Les intrigantes «confessions» de Luc Picard

Luc Picard dans une scène du film «Confessions»
Photo: Les Films Opale Luc Picard dans une scène du film «Confessions»

Réaliser Confessions, mais aussi incarner Gérald Gallant, l’un des plus grands tueurs à gages du Québec (voire du Canada), qui a sévi pendant une trentaine d’années, était un défi de taille pour Luc Picard. Comment, en effet, réussir à captiver les spectateurs pendant près de deux heures sans laisser la personnalité quasi soporifique du personnage principal prendre le dessus ni tendre vers la glorification des actes de barbarie qu’il a commis ?

Certainement dans la maîtrise d’un jeu d’équilibre constant.
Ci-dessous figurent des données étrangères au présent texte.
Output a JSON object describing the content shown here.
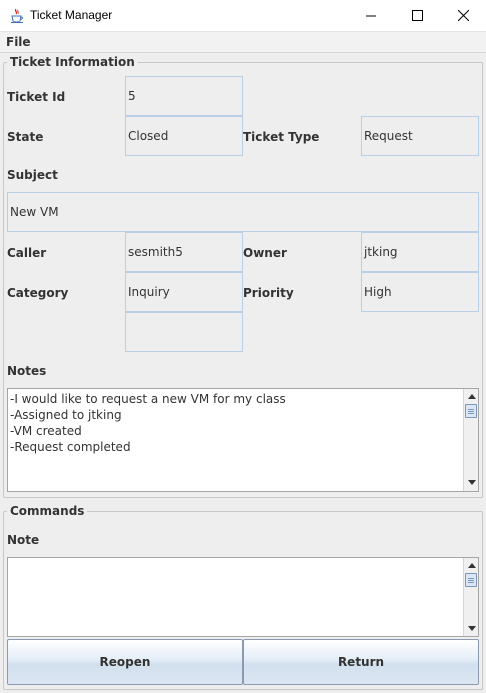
{
  "window": {
    "title": "Ticket Manager"
  },
  "menu": {
    "file": "File"
  },
  "info": {
    "legend": "Ticket Information",
    "ticket_id_label": "Ticket Id",
    "ticket_id": "5",
    "state_label": "State",
    "state": "Closed",
    "type_label": "Ticket Type",
    "type": "Request",
    "subject_label": "Subject",
    "subject": "New VM",
    "caller_label": "Caller",
    "caller": "sesmith5",
    "owner_label": "Owner",
    "owner": "jtking",
    "category_label": "Category",
    "category": "Inquiry",
    "priority_label": "Priority",
    "priority": "High",
    "extra": "",
    "notes_label": "Notes",
    "notes": "-I would like to request a new VM for my class\n-Assigned to jtking\n-VM created\n-Request completed"
  },
  "commands": {
    "legend": "Commands",
    "note_label": "Note",
    "note": "",
    "reopen": "Reopen",
    "return": "Return"
  },
  "icons": {
    "app": "java-coffee-cup-icon",
    "minimize": "minimize-icon",
    "maximize": "maximize-icon",
    "close": "close-icon"
  },
  "colors": {
    "field_border": "#b8cfe5",
    "background": "#eeeeee",
    "button_border": "#8c9ab0"
  }
}
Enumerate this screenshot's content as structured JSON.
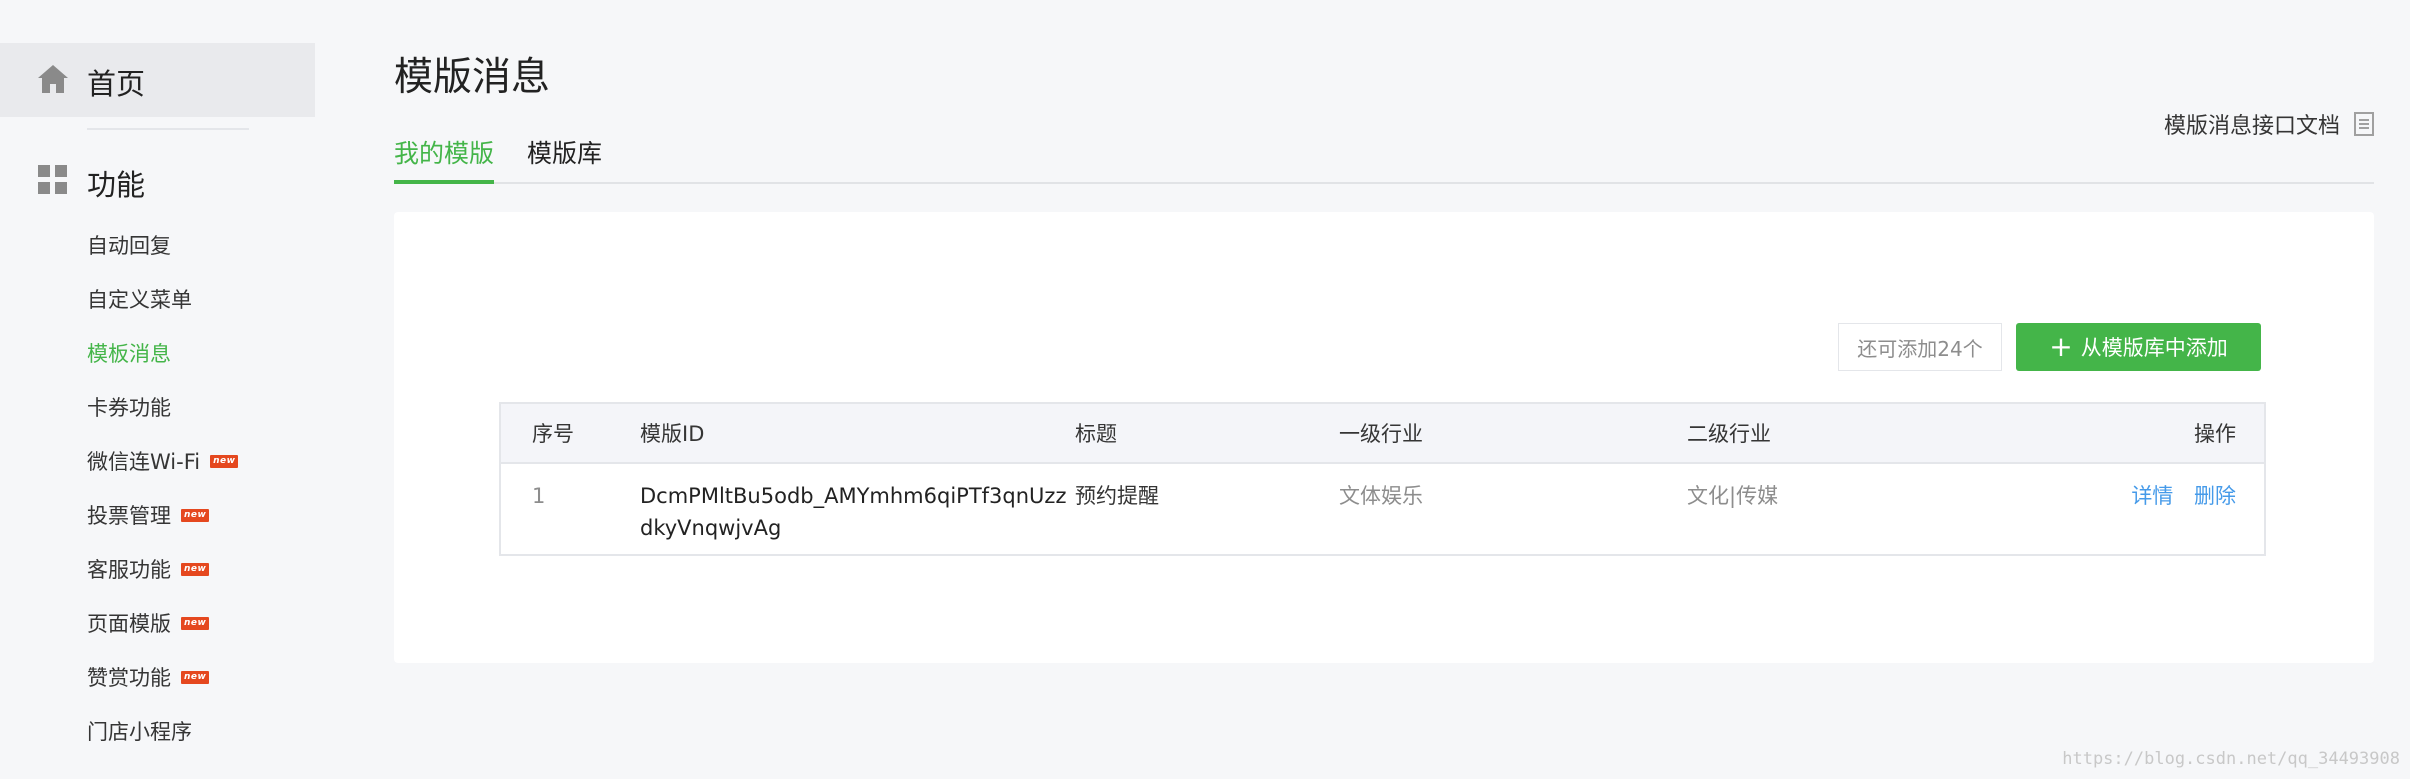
{
  "sidebar": {
    "home": {
      "label": "首页",
      "icon": "home-icon"
    },
    "section": {
      "label": "功能",
      "icon": "grid-icon"
    },
    "items": [
      {
        "label": "自动回复",
        "badge": ""
      },
      {
        "label": "自定义菜单",
        "badge": ""
      },
      {
        "label": "模板消息",
        "badge": "",
        "active": true
      },
      {
        "label": "卡券功能",
        "badge": ""
      },
      {
        "label": "微信连Wi-Fi",
        "badge": "new"
      },
      {
        "label": "投票管理",
        "badge": "new"
      },
      {
        "label": "客服功能",
        "badge": "new"
      },
      {
        "label": "页面模版",
        "badge": "new"
      },
      {
        "label": "赞赏功能",
        "badge": "new"
      },
      {
        "label": "门店小程序",
        "badge": ""
      }
    ]
  },
  "header": {
    "title": "模版消息",
    "doc_link": "模版消息接口文档"
  },
  "tabs": [
    {
      "label": "我的模版",
      "active": true
    },
    {
      "label": "模版库",
      "active": false
    }
  ],
  "toolbar": {
    "quota_text": "还可添加24个",
    "add_button": "从模版库中添加"
  },
  "table": {
    "headers": [
      "序号",
      "模版ID",
      "标题",
      "一级行业",
      "二级行业",
      "操作"
    ],
    "rows": [
      {
        "index": "1",
        "template_id": "DcmPMltBu5odb_AMYmhm6qiPTf3qnUzzdkyVnqwjvAg",
        "title": "预约提醒",
        "industry_primary": "文体娱乐",
        "industry_secondary": "文化|传媒",
        "actions": [
          "详情",
          "删除"
        ]
      }
    ]
  },
  "watermark": "https://blog.csdn.net/qq_34493908",
  "colors": {
    "accent": "#44b549",
    "link": "#459ae9",
    "badge": "#e5481f"
  }
}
Car il y a le Gérald Gallant bègue, rejeté depuis l’enfance par sa propre famille, époux ennuyeux et homme invisible pour la société, sans intérêt aucun. Et il y a le Gérald Gallant qui abat ses victimes de sang-froid — rappelons qu’il a commis 28 meurtres et 15 attentats, notamment lors de la guerre des motards qui a secoué le Québec dans les années 1990 —, qui entretient une relation extraconjugale, qui est un manipulateur croyant à ses propres mensonges et qui n’hésite pas à dénoncer ses collègues pour peut-être se tirer d’affaire.

Si le scénario de Sylvain Guy est une adaptation de l’enquête Gallant. Confessions d’un tueur à gages des journalistes Éric Thibault et Félix Séguin, parue aux Éditions du Journal en 2015, l’histoire vraie mise à l’écran dans Confessions happe d’autant plus qu’elle est morcelée entre le présent et le passé, la bonhomie et l’abjection, l’amour et la mort, le mensonge et le vide.

Le rythme frénétique et dichotomique du film ne laisse aucun répit au spectateur, qui se demande sans cesse qui est finalement Gérald Gallant. Un gentilhomme prisonnier de ses démons ? Une ordure qui se fait passer pour un saint ? Un tueur à gages, tout simplement, que le scénariste et le réalisateur condamnent sans appel à l’issue d’allers-retours troublants entre la psychologie complexe de Gallant et l’évidente monstruosité de ses actes.

Pour ce faire, Sylvain Guy (à l’écriture) et Luc Picard (à l’interprétation) ont eu accès aux longues heures d’interrogatoire de Gérald Gallant par la police. Et le résultat n’en est que plus réaliste.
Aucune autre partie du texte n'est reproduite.